In Bethlehem, no one had any space in their houses where He could be fit in.
We need to think about that, and to literally provide space in our house. We should have a little icon corner set up somewhere. We dedicate that corner to prayer, with the family’s icons gathered together. It’s nice if it’s on an East-facing wall, with icons of Christ and the Theotokos, and all of those other Saints that are especially dear to the family. It could be any wall (East is very optional). It should be in a place where the family can stand together to pray — if you think of the manger, where the magi and the shepherds came to worship the newborn King, this is the space where you gather your family, bring your children, to offer your love and worship to Him.
Come let us adore Him, Christ the Lord!
There should be icons in that space, and also a little shelf or a small table where we can light candles. We should always light a candle, if possible, when we pray. The candles shine in the darkness like our faith and hope shine in this world. Jesus Christ is the light, so we light the candle, and fill the room and our hearts with light. Orthodoxy doesn’t just intellectually accept that He’s light, we bring the light. Physically, materially. Because that’s what human life is — it’s not all theory and intellect. It’s applied knowledge. And when we light the candle, we can teach our kids to pray that a fire be lit in our hearts as well.
What else should be on that table or shelf? You might try to keep some incense and a censer, some oil, and a little bottle of holy water. You can cense your home any time (especially on feast days), and you can anoint your children with oil and bless them with holy water, bringing the Holy Church right into your own home.
It is really meaningful when children see that the actions we take in the Church are also happening here in the home. After all, our homes are meant to be “Little Churches”, and we ourselves are the shepherds, guiding our children along a spiritual journey.
It’s interesting to keep the Orthodox fast for 40 days before Christmas when you live in a culture that pre-celebrates like ours here in the United States. It’s common here to reap the rewards of your work long before you’ve even started working. We use credit to buy things before we can pay for them, people live together before they’re married; we expect to eat the fruit all year long, as if there is no need to work in the fields until you feast at the harvest. When the feast comes cheap like that, without work, we don’t appreciate it properly and our gratitude remains underdeveloped.

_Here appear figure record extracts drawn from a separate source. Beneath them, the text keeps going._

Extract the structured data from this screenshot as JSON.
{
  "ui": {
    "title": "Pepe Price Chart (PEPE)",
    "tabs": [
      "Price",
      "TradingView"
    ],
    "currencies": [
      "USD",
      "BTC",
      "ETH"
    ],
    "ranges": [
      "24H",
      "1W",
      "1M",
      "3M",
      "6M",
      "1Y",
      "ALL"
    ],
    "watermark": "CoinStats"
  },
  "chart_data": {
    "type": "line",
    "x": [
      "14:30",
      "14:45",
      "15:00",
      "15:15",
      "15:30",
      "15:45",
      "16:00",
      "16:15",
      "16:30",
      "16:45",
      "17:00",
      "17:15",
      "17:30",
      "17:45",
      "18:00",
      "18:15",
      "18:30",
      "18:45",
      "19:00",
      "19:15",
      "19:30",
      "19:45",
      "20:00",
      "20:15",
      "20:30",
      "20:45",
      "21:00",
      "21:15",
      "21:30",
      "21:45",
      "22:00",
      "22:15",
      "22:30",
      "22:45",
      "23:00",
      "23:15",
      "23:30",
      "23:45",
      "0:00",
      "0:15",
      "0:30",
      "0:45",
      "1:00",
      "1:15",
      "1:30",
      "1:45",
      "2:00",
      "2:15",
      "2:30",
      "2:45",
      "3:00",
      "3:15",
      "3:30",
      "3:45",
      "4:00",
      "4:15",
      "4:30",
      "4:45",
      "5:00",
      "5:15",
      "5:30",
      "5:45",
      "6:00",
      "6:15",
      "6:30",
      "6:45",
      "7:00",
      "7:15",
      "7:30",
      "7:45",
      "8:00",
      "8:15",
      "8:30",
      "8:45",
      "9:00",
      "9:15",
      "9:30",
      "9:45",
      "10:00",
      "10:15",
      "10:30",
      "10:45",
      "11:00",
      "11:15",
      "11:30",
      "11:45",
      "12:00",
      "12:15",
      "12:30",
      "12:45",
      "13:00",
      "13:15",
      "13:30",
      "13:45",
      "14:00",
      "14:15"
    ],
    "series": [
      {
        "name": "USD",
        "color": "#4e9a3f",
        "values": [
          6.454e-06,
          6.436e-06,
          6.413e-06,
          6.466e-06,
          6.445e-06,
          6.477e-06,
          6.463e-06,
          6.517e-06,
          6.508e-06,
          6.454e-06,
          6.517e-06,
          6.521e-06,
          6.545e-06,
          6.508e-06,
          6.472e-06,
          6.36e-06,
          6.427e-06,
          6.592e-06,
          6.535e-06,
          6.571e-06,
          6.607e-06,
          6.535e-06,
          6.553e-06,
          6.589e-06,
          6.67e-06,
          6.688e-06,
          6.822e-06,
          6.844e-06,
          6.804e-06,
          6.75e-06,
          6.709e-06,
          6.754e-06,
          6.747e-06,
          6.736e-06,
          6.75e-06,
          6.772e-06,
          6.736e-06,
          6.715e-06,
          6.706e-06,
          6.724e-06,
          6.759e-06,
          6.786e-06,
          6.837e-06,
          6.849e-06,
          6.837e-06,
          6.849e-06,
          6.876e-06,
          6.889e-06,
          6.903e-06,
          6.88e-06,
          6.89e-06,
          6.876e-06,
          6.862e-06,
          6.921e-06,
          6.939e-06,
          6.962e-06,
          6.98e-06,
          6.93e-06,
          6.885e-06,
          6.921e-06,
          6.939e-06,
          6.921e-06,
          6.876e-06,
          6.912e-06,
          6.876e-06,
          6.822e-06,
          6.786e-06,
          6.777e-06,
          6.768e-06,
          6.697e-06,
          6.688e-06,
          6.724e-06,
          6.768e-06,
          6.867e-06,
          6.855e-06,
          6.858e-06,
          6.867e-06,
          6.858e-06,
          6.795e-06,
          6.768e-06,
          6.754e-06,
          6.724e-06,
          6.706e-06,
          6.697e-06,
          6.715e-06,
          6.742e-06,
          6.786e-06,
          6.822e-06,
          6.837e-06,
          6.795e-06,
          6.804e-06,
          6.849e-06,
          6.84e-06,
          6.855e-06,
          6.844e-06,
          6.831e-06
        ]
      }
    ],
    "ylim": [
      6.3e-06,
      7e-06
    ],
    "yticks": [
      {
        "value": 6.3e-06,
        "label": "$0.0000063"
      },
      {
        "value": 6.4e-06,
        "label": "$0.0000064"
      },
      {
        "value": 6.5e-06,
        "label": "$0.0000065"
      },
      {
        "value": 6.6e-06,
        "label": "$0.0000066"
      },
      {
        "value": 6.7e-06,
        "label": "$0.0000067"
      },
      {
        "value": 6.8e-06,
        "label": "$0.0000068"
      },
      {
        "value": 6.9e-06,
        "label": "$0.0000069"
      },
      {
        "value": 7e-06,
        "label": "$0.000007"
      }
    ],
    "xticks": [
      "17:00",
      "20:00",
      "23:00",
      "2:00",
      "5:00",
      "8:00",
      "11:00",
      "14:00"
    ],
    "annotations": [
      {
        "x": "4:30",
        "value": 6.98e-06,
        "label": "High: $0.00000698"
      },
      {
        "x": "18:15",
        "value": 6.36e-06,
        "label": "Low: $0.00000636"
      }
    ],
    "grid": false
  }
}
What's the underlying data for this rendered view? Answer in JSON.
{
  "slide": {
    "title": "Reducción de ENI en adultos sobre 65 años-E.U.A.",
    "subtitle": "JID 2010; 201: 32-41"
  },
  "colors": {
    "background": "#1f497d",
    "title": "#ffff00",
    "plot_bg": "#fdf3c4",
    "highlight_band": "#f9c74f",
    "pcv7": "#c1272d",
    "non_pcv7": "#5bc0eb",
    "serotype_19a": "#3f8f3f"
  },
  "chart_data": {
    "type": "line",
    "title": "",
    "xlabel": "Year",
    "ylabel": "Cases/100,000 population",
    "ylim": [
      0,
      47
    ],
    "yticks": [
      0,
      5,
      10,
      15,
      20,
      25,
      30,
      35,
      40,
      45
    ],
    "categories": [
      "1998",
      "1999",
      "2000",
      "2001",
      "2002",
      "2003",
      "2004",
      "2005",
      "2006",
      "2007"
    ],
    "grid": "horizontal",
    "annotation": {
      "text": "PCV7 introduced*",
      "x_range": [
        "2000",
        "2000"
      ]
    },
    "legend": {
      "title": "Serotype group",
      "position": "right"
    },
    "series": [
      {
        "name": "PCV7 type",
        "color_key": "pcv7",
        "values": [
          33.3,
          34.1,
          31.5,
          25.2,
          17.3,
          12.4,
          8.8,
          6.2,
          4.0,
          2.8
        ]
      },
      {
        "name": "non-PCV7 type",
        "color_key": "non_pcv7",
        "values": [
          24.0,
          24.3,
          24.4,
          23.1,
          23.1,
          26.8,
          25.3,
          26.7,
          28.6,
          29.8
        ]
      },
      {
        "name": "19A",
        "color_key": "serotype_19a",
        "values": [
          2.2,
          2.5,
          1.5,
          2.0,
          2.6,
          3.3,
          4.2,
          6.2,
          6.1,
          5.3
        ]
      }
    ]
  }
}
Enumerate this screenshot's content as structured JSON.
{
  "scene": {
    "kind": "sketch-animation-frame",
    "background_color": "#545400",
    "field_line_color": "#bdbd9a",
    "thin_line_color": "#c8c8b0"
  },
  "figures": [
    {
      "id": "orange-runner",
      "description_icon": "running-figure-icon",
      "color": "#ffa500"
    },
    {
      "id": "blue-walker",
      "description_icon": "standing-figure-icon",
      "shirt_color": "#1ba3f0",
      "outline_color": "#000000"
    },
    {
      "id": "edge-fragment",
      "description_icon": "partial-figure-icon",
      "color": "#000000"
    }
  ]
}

The stores are decorated and blaring Christmas carols before December even begins, and the Christmas parties are in full swing weeks before the holiday arrives. The fun and festivity of Christmas lasts at least a month — and it’s the month that precedes Christmas! On December 25, it’s over. By evening, the Christmas magic is worn out and everyone is left exhausted.
The Orthodox model is quite opposite of course: we are to fast before we enjoy the feast. We must work the fields of our heart, tending to the seedlings of our faith in our order to have earned bountiful fruits at the end. It’s not that we don’t want the fruits all the time, but that the really good fruit only comes if you do the work. The kind of fruits that comes so easily are more shallow; the fun of Christmas carols and the sweetness of candies are very nice, but the spiritual fruits of prayerful effort and struggle, do not fade so quickly or leave us feeling sick and fatigued. The real fruits are worth a struggle.
As we raise our children in this culture, we pick our way through carefully, and we look to the Saints for guidance: St. Basil and Elder Paisios remind us to be like the bees, taking that which is good and joyful — the spirit of generosity and the warm hospitality that is in the air, the way that Christmas lights brighten the dark night, the beauty of manger scenes and a sudden popular interest in the Newborn King — but leaving behind that which is not profitable, like gluttony — both where food is concerned, and also in terms of allowing our lives to be overtaken by a frantic pace.
If we can think of our homes as the manger where Christ is born, as the peaceful space being prepared to receive the Newborn King, we can remind ourselves to block out some of the busy-ness of the season, staking our claim to peace.